Congress almost sold off 500,000 acres of Western public lands. What could that mean for Colorado?

As Congressional lawmakers sought to pay for tax cuts over the past few weeks, they turned their eyes to the vast swaths of mountains, foothills and high plains across the Mountain West owned by the federal government and saw a piggy bank.

Lawmakers on Wednesday ultimately removed from the Republican budget bill a provision that would have sold more than 500,000 acres of federal public land in Utah and Nevada, but public lands advocates worry the struggle to stop other sales of land owned by the federal government has only begun.

“The idea that we’re going to pay for tax cuts by selling public lands sets a really bad precedent,” said Jamie Ervin, senior policy manager with Outdoor Alliance, a coalition of outdoor recreation organizations, including Colorado-based American Alpine Club and the Colorado Mountain Club.

Public lands advocates said the addition of the land sales via a late-night amendment while the budget bill was in committee could open the door for sales in other Western states like Colorado, where a third of the land is owned and managed by federal agencies.

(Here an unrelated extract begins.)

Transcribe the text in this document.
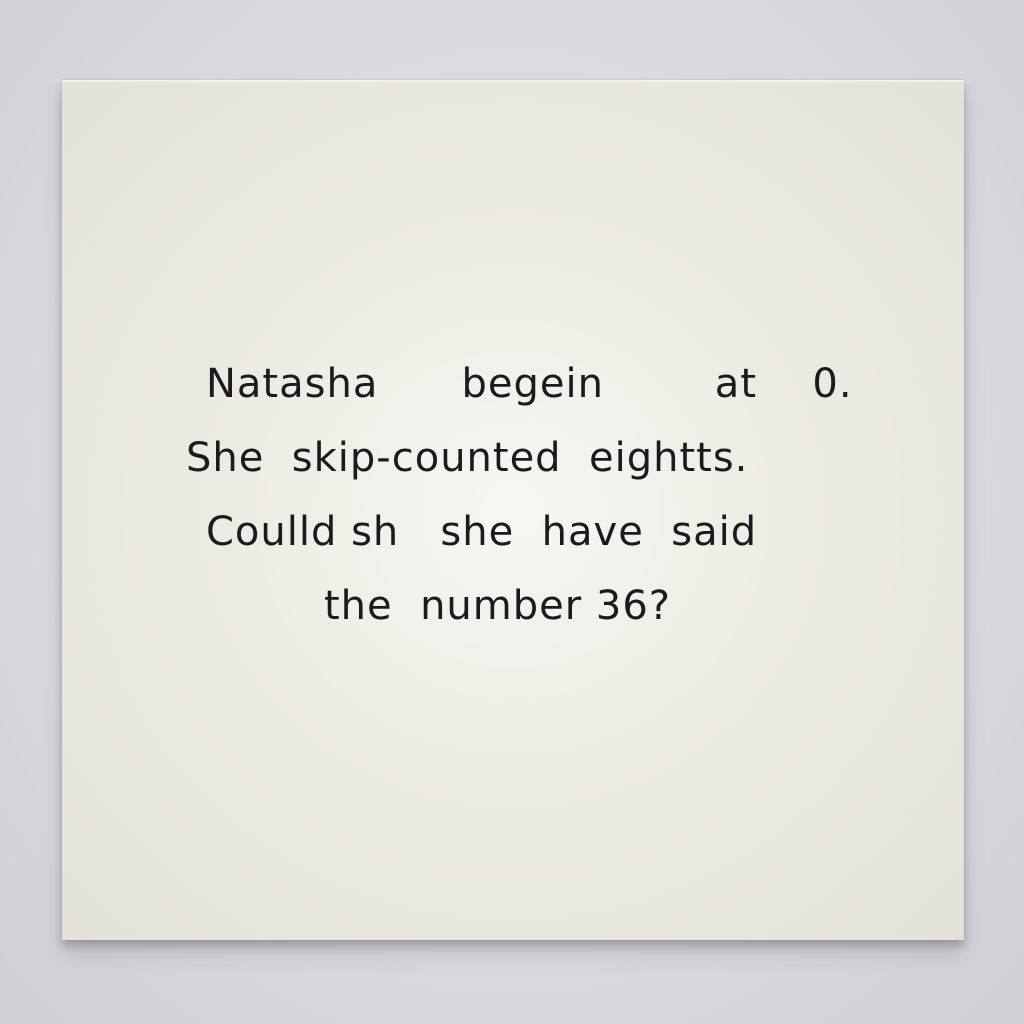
Natasha   begein    at  0.
She  skip-counted  eightts.
Coulld sh   she  have  said
the  number 36?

It could set a precedent for embedding public lands sales in larger legislation and shielding the provision from more robust public input and debate, said Michael Carroll, Bureau of Land Management campaign director for The Wilderness Society. Budget bills do not get the same level of scrutiny that a standalone bill does, he said.

“The next time that there is a member of Congress who has a buddy in the development business, they could introduce and get embedded in the next budget bill the sale of public lands around Rocky Mountain National Park or some of the other marquee landscapes across the state,” Carroll said. “Once you sell off public lands, you can’t get them back.”

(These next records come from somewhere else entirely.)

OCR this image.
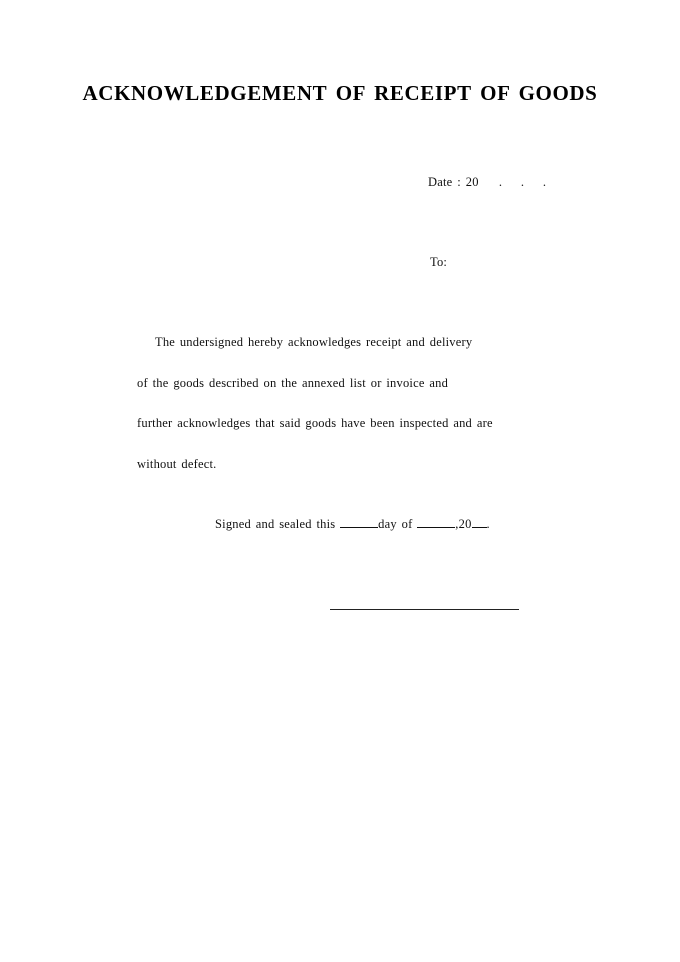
ACKNOWLEDGEMENT OF RECEIPT OF GOODS
Date : 20 . . .
To:
The undersigned hereby acknowledges receipt and delivery
of the goods described on the annexed list or invoice and
further acknowledges that said goods have been inspected and are
without defect.
Signed and sealed this	day of	,20 .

The majority of federal public land in Colorado is managed by three agencies: 16 million acres managed by the U.S. Forest Service, 8.3 million acres managed by the Bureau of Land Management and about 456,000 acres managed by the National Park Service. The lands include iconic landscapes such as the Maroon Bells, Rocky Mountain National Park and the Browns Canyon National Monument.

Less than a quarter of voters in the Rocky Mountain West support selling federal public lands for housing, according to a 2025 survey of 3,316 voters across eight Rocky Mountain states conducted by Colorado College. In Colorado, only 10% of survey respondents supported the idea. Nearly 90% of survey respondents visited federal public lands at least once a year, the survey found.

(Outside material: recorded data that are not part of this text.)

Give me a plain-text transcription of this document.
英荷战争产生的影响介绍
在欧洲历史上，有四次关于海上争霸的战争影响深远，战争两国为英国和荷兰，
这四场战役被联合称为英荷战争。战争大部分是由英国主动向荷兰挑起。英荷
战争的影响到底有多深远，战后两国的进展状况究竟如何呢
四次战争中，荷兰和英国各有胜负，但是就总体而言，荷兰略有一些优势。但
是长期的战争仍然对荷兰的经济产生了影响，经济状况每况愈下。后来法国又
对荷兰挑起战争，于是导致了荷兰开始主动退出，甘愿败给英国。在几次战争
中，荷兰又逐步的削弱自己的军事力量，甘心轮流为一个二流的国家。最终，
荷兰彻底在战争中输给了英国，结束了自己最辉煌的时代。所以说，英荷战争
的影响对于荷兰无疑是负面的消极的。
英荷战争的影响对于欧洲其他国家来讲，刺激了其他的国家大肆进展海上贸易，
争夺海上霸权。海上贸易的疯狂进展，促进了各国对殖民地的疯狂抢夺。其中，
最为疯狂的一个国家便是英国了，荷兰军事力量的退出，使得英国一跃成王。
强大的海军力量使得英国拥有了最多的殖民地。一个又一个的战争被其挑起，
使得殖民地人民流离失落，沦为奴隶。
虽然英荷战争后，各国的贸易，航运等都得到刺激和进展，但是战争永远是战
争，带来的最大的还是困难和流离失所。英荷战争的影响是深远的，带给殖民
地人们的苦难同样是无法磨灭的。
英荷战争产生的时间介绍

Despite broad support for public lands and the removal of the sale from the budget bill, the concept of selling land is not off the table yet, said Hannah Stevens, executive director of the Western Slope Conservation Center, a nonprofit conservation group based in the North Fork Valley.

“That was probably the first real legislative threat,” she said.

The public lands sale provision highlighted different levels of support for the sale of public lands among the West’s Republican representatives.

Rep. Jeff Hurd, a Grand Junction attorney, was elected in November to represent Colorado’s sprawling 3rd Congressional District, which covers western and southern Colorado. More than half of the district is federal public land.

In a May 6 House Committee on Natural Resources meeting, Hurd voted against the amendment to sell the public land in Nevada and Utah — the only Republican to break from his party and oppose it. Two other Colorado representatives on the committee — Reps. Lauren Boebert and Jeff Crank — voted in favor of the public lands sale.

Hurd then, however, voted in favor of the entire package, which included the amendment he opposed. He opposed the sale but said in an interview Thursday that his concerns did not outweigh the parts of the bill he liked.

“I was the only Republican who voted against it because, on principal, I thought it was not a good thing, but it was part of an overall bill that advanced the agenda I ran on,” he said.

Rep. Joe Neguse, the only Colorado Democrat on the House Committee on Natural Resources, opposed the public lands sale and blasted Republicans for adding it to the bill late at night in the middle of the markup process and without the chance for meaningful debate or public input.

“While I am proud to see our efforts result in the removal of Republicans’ plan to sell off treasured public lands in Nevada and Utah, I continue to be deeply concerned for the sweeping threats this bill still poses to critical conservation and public oversight programs,” Neguse said in a statement Thursday.

Other Western Republicans have vocally opposed the sale of public lands. Rep. Ryan Zinke of Montana — a Republican who served as secretary of the interior during Trump’s first term — said he would not support the budget bill with the sell-off provision included and introduced a bill that would ban the sale or transfer of most federal public lands. Other Western Republicans have signed on in support of the Public Lands in Public Hands Act, including Idaho’s Rep. Mike Simpson and Montana’s Rep. Troy Downing.

Hurd, like other Colorado Republicans, voted early Thursday in favor of the budget bill and would have still voted in favor of the wide-ranging policy and spending legislation even if it had included the public lands sale, he said.

“I would’ve voted for this bill even if this land sale provision had been included simply because we can’t make the perfect the enemy of the good,” Hurd said.

Hurd said he opposes large-scale public land sell-offs, especially when they’re proposed by “Washington bureaucrats that don’t have a connection to the lands or the people who live near it.”

“Federal lands belong to the American people, including the people of southern and western Colorado who I represent, and I think any change in land ownership needs to reflect local needs and not ideological agendas.”

Public lands advocates fear the narrowly avoided sale is the first of other attempts to sell federal land or transfer it to states — a topic that has divided the West for decades.

“This battle is far from over, and we will continue to be vigilant and fight for our wild public lands and waters now and for future generations,” LD Delano, board chair for Durango-based Great Old Broads for Wilderness, said in a statement.

Sales of public lands are a threat to the communities and businesses that rely on them, said Sarah Shrader, founder and chair of the Grand Valley Outdoor Recreation Coalition, an economic development group for the outdoor recreation industry in western Colorado. Nearly three-quarters of Mesa County is public lands and the access to those lands help draw people to live, work and play in the area, she said.

“Taking public lands out of public hands, we’re also talking about stripping our economy,” she said. “You’re taking away the essential reason people live here.”

Residents across the Grand Valley, regardless of political affiliation, believe in keeping public lands, she said.

“For rural communities like ours, public lands are not just an idea,” she said. “They’re our livelihoods — this is what powers our economy.”